Even though, I could most everything I wanted to do, I discovered as a child that I was different, and that wasn’t a good thing! Children would laugh, call me names, and exclude me or worse…pick me dead last for activities.
Adults, trying to help, would tell me what I needed to do to “look normal”, but all it did was reinforce my beliefs that…
I am NOT good enough!
For me to be LOVED, ACCEPTED, and SUCCEED in life,
I MUST CHANGE!
Subconsciously, that belief went beyond my physical capabilities. It became how I saw myself…
I’m flawed! I must change!
It was the foundation for everything I did, every relationship I had, and shaped everything that I would strive to achieve. Rather than embracing my uniqueness and celebrating it, I did my best to change or hide the things that made me…ME…altogether.
No matter how much I tried to hide what I saw as weaknesses, they always resurfaced eventually, which made me feel like a failure and hopeless.
I had always had a sense that God had a plan for my life, but WAS THIS IT?

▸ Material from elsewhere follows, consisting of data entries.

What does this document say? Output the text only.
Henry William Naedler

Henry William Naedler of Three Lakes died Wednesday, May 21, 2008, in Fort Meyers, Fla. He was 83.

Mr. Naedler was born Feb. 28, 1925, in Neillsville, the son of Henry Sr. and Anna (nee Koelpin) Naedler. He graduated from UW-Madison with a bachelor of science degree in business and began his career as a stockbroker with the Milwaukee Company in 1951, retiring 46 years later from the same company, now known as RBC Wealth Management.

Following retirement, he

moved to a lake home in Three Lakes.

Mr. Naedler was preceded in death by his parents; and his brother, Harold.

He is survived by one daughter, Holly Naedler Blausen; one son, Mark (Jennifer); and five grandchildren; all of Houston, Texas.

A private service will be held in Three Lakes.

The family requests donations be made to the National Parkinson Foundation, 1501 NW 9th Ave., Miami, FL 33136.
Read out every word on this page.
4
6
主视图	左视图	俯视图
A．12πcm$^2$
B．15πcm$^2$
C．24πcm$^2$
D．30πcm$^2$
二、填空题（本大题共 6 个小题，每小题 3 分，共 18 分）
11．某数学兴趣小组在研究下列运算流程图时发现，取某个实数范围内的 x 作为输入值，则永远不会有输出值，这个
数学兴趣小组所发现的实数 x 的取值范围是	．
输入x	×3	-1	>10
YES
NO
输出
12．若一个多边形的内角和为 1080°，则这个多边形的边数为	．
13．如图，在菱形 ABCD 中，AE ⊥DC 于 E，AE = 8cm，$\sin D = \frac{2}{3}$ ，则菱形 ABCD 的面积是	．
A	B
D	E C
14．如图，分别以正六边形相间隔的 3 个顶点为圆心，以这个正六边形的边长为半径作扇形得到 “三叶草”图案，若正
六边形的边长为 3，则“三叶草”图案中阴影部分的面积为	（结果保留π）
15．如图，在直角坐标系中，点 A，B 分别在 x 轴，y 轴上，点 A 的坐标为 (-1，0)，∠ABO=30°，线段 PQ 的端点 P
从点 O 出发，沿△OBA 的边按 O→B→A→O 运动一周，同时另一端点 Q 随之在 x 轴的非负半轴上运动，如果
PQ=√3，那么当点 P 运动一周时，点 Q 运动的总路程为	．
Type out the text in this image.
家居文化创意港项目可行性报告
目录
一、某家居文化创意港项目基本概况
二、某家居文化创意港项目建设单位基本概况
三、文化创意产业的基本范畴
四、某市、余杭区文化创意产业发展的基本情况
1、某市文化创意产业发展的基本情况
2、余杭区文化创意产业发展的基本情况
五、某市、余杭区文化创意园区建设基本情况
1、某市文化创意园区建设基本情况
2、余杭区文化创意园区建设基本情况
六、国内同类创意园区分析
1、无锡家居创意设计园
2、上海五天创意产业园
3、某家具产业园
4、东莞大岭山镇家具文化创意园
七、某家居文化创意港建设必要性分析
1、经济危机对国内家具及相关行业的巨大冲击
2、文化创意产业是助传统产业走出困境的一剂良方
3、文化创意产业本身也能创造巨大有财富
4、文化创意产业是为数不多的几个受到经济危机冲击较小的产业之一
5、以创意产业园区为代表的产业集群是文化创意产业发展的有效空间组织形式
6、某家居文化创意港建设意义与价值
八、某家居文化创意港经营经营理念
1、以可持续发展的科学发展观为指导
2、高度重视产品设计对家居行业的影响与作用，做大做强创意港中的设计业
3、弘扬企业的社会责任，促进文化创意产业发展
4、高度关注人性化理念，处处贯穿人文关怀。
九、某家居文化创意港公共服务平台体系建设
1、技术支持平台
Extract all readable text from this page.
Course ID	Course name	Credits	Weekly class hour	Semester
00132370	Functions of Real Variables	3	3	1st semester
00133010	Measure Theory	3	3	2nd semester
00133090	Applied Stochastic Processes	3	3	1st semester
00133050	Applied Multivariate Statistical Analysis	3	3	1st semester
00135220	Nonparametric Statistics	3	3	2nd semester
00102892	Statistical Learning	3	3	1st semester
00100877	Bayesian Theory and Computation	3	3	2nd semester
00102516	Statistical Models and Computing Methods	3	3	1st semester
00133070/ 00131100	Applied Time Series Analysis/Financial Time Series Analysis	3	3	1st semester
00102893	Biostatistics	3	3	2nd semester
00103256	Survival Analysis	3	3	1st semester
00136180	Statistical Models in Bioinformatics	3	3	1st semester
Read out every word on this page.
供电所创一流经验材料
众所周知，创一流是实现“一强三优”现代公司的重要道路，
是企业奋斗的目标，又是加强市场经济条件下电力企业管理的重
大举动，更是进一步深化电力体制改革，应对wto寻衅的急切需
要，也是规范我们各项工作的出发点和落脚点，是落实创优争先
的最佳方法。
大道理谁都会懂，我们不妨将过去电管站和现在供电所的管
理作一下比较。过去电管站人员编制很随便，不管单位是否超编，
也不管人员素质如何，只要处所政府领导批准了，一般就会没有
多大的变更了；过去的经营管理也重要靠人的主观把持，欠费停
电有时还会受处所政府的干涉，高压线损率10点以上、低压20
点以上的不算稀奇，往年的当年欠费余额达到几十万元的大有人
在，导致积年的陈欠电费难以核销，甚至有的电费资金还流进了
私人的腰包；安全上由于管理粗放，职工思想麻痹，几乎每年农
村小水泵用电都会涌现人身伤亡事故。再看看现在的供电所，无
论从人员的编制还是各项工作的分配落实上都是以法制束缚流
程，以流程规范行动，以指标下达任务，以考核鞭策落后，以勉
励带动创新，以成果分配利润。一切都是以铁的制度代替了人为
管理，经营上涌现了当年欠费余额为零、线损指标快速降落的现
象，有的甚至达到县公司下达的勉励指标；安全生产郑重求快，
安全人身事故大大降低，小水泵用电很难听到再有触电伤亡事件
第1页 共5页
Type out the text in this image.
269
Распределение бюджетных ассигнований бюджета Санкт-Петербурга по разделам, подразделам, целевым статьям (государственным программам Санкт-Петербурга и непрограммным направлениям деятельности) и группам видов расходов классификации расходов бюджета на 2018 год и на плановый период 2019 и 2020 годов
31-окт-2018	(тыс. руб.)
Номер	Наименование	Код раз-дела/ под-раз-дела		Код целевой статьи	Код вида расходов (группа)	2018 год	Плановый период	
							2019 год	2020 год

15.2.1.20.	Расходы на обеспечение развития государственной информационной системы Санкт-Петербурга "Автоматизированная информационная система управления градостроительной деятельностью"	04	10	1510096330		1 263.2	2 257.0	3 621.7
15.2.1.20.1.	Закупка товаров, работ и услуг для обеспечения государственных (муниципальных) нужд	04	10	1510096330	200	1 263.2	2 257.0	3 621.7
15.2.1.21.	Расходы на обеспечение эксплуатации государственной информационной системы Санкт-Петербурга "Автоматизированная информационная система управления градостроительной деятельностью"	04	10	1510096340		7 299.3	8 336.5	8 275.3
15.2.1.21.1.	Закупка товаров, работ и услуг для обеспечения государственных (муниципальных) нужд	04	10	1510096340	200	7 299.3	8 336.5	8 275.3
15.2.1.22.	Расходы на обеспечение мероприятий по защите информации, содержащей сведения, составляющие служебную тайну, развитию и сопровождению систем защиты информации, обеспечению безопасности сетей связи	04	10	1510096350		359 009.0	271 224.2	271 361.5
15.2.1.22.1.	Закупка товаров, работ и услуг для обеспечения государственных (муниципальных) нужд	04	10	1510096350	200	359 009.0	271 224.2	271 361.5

I secretly dreamed of being able to do what I loved to do and making an impact in others’ lives, but had no clue what that looked like and felt ashamed of the fact I dreamed of wanting more out of life.
My Huge Eye Opener!
It was at a team building workshop at work where I started to see how we each have a unique mix of characteristics, personality traits, and experiences. Though it sounds like common sense, I had never realized until then that we each see and approach situations differently and have strengths and weaknesses that can COMPLEMENT others.